Met dit type leren beoogt het de beperkingen van mechanistisch leren te overwinnen, stimulatie en motivatie bij studenten te bevorderen, evenals metacognitieve strategieën te verbeteren en te leren leren.
Dialectisch-genetische psychologie
De meest invloedrijke auteur binnen deze trend is Vygotsky, die leren beschouwt als een van de belangrijkste ontwikkelingsmechanismen, waarbij hij veel belang hecht aan de context waarin het plaatsvindt.
Voor dialectisch-genetische psychologie is goed onderwijs er een waarin leren wordt bevorderd in een sociale omgeving. Sociale interactie is de sleutel in de ontwikkeling van mensen en wordt de belangrijkste motor.
De theorie van informatieverwerking
Het model dat Atkinson en Shiffrin hebben opgesteld, is een theorie die het menselijk geheugen verklaart door het op te delen in drie verschillende typen: sensorisch geheugen, kortetermijngeheugen en langetermijngeheugen.
Zijn theorie verklaart vanuit een structureel oogpunt dat informatie in verschillende fasen wordt verworven. Bovendien zorgt het voor een analogie tussen het geheugen en de computer, aangezien beide processors op informatie werken, dat ze deze opslaan en ophalen wanneer dat nodig is.
Het is ook de moeite waard om het uitvoerende controlesysteem of metacognitieve vaardigheden te noemen. Deze vinden hun oorsprong in ontwikkeling en hun functie is om de informatie tijdens de bijbehorende verwerking te begeleiden.
Referenties
- "10 soorten psychologische theorieën" in: VeryWell Mind. Opgehaald op: 12 oktober 2019 van VeryWell Mind: verywellmind.com.
- "Psychologie perspectief" in: Simply Psychology.
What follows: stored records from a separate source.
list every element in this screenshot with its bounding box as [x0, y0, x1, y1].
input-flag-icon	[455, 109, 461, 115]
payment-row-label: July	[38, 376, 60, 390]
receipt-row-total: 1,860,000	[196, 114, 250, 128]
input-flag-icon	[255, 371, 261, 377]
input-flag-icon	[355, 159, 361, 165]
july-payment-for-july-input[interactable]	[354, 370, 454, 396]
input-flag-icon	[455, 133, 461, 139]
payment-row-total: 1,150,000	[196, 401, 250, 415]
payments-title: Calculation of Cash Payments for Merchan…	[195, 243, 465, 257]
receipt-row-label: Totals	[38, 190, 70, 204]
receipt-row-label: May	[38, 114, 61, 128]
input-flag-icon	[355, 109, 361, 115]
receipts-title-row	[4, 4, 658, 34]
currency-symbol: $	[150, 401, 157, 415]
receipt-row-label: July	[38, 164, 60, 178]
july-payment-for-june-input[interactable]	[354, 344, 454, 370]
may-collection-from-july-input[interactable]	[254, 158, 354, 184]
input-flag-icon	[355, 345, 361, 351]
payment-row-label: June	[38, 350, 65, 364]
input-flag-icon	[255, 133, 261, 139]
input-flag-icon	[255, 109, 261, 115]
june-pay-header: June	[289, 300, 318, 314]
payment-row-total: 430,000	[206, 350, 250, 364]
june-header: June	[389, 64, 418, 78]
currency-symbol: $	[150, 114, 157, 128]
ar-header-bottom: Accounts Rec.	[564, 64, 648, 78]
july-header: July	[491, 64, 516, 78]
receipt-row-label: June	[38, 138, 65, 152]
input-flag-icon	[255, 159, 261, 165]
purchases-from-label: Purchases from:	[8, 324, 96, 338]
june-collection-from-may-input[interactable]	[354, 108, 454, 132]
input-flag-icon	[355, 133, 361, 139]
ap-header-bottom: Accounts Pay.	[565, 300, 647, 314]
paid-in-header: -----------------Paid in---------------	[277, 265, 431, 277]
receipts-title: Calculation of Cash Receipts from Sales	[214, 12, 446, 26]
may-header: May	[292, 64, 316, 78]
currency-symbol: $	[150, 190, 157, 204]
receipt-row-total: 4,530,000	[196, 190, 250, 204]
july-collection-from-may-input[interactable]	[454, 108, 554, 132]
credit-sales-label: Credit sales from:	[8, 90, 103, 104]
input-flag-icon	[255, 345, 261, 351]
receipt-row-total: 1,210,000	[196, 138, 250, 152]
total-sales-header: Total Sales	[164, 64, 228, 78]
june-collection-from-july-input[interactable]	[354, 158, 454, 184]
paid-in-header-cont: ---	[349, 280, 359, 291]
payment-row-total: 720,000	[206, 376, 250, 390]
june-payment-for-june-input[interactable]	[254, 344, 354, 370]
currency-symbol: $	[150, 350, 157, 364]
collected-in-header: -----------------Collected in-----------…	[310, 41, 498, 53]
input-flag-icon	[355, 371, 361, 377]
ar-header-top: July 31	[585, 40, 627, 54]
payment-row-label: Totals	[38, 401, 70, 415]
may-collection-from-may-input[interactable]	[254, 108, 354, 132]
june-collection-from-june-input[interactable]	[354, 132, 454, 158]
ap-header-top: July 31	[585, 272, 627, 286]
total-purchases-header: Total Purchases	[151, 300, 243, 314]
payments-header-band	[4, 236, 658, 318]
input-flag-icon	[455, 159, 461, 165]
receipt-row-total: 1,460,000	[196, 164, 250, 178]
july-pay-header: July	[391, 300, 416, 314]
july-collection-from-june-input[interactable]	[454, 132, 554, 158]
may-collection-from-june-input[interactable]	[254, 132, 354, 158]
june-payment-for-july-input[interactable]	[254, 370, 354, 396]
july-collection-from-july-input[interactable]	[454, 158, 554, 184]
Opgehaald op: 12 oktober 2019 van Simply Psychology: Simplypsychology.com.
- "List of Popular Theories of Psychology" in: Psychology Discussion. Opgehaald op: 12 oktober 2019 van Psychology Discussion: psychologydiscussion.net.
- "De 12 takken (of velden) van de psychologie" in: Psychology and Mind. Opgehaald op: 12 oktober 2019 van Psychology and Mind: psicologiaymente.com.
- "Psychologie" in: Wikipedia. Opgehaald op: 12 oktober 2019 van Wikipedia: en.wikipedia.org.